About me: My name is Solène Rapenne. I like learning and sharing experiences about IT stuff. Hobbies: '(BSD OpenBSD h+ Lisp cmdline gaming internet-stuff Crossbow). I love percent and lambda characters. OpenBSD developer solene@.

Contact me: solene on Freenode, solene+www at dataswamp dot org or solene@bsd.network (mastodon)

Managing passwords using ed and gpg2

Written by Solène, on 02 October 2019.
Tags: #security

Years ago, I have read a blog post about managing your passwords using ed and gpg, unfortunately, I can not remember the author. Two years ago, I decided to give it a try because the few tools I tried were too obscure, required databases, were too complicated to use.

The principle is easy: - run /bin/ed (without rlwrap) - use r !gpg2 to load protected file - use W !gpg2 to save file

Why ed? Because it does not save any temporary file.

I use two different methods, depending I want to get a password or if I want to add/change a password.

Writing / changing

# something
my login / my password
some annotation if required
W !gpg2 -r solene@mydomain -e > .password

Now I have a .password file requiring my private gpg key to be decrypted.


As I could use ed but I don’t want to type anything, I decrypt the file and pipe it to less.

gpg2 -d < .password | less

Tips: easy reminder

As I sometimes forget about the gpg commands and my command to generate new passwords, I have put those 3 lines as a reminder at the top of the file.

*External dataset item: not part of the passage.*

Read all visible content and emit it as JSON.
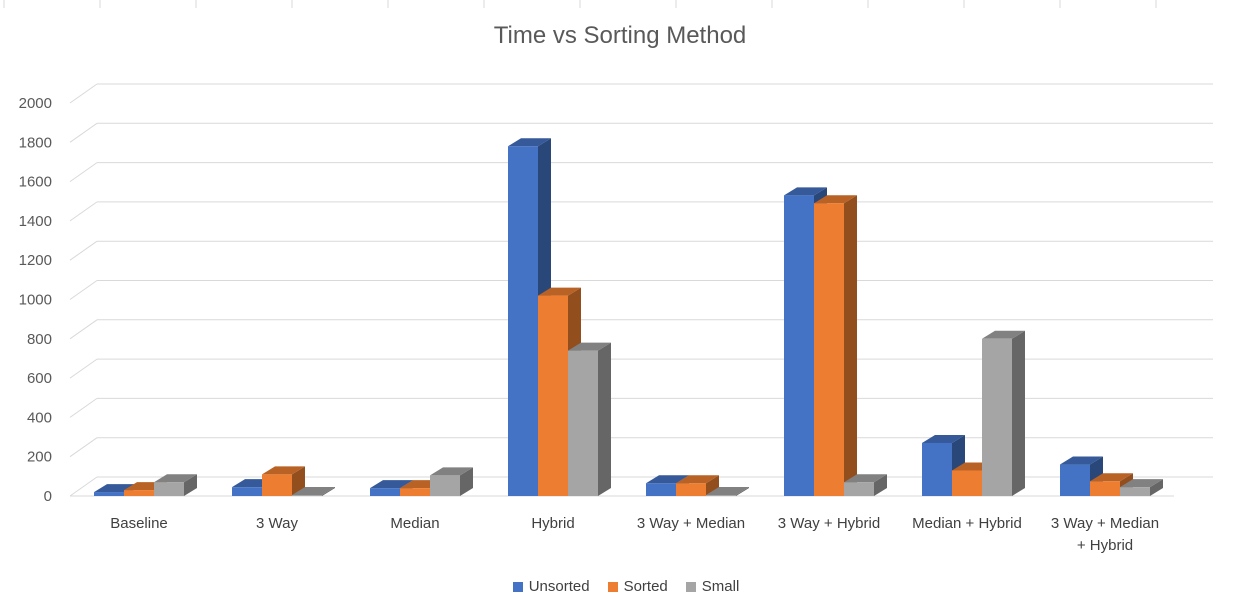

W !gpg2 -r solene@domain -e > .password
r !gpg2 -d < .password
pwgen -cnys 20

Tips: works for everything

You can have multiples files like .password-personal .password-work or you can use it for anything you want.

Tips: scripting ed

While it is possible to send some init commands to ed it has some limitations.

You can use ( echo "r !gpg2 -d < .password" ; cat - ) | /bin/ed so ed will receive the read command and then cat will wait for your inputs to send it to ed, it works, but if you type a newline in ed without any command, cat will end and so ed will exits. It works but it is a bit clumsy.